Fighting for the Right to a Victim’s Chance for Justice

And the outlook is optimistic. Legislation actually relaxed those limitations due to a massive scandal with a Roman Catholic church when victims said “enough is enough.” In fact, it motivated many Senate Democrats—along with the Attorney General Josh Shapiro and victim advocates—to push for either an outright elimination of those limitations or a simple modification of the state law down to a stricter 2-year window of opportunity.

This isn’t a stretch, nor is it asking for much. As we speak, other states—such as New York and New Jersey—have adopted the same kind of window, so why not Pennsylvania?

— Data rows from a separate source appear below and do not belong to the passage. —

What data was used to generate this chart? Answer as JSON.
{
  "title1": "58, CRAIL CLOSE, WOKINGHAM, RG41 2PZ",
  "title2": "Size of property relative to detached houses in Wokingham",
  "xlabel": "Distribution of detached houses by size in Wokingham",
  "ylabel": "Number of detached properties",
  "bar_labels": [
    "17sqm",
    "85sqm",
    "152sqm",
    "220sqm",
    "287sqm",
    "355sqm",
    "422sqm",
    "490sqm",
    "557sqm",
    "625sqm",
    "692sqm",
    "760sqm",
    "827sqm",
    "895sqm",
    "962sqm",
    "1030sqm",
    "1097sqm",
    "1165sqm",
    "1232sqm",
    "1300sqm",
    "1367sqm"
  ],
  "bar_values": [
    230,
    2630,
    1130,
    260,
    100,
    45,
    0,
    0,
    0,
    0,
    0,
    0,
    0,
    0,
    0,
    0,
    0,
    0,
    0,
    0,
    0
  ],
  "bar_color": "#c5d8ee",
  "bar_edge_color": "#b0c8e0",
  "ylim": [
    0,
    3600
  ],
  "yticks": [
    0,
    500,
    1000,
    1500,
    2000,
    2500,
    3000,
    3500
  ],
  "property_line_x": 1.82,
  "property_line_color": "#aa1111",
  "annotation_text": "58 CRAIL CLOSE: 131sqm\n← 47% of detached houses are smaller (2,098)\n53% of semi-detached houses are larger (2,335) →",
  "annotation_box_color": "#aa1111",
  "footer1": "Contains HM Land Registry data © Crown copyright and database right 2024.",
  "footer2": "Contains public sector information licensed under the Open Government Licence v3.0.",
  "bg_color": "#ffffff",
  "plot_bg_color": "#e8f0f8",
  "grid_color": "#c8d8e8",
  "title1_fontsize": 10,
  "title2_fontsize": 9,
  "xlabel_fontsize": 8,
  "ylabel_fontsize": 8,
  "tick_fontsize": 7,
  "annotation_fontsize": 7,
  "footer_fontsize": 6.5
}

The slight issue is that while the Pennsylvania House has, in fact, passed legislation for now-adult victims a chance to pursue their perpetrators twice in three years, the Senate Republican majority has blocked the movement, claiming that it’s unconstitutional.

Unfortunately, even if victims get their due justice, it may take several years for the Constitution to make it through a process of amendment to mandate a 2-year window of limitation for victims. That is, if an amendment is necessary.

No one currently knows what to expect: whether it’s a Constitutional amendment or just a new statutory law, the Senate must effectively and successfully pass the bill. With a divided Senate, it could take a while to pass legislation.

The Best Thing You Can Do Is Reach Out to Your Representatives and Senators in Earnest

Get them to take a stand. Transform them. It’s all about what you believe. And if what those who represent you believe isn’t in line with your hopes, there’s a problem. Simply put, if two other states could vote unanimously for the sake of child sexual abuse victims, other states, such as Pennsylvania, can as well. All it takes is swinging those who make a difference toward the way of morality and not politics.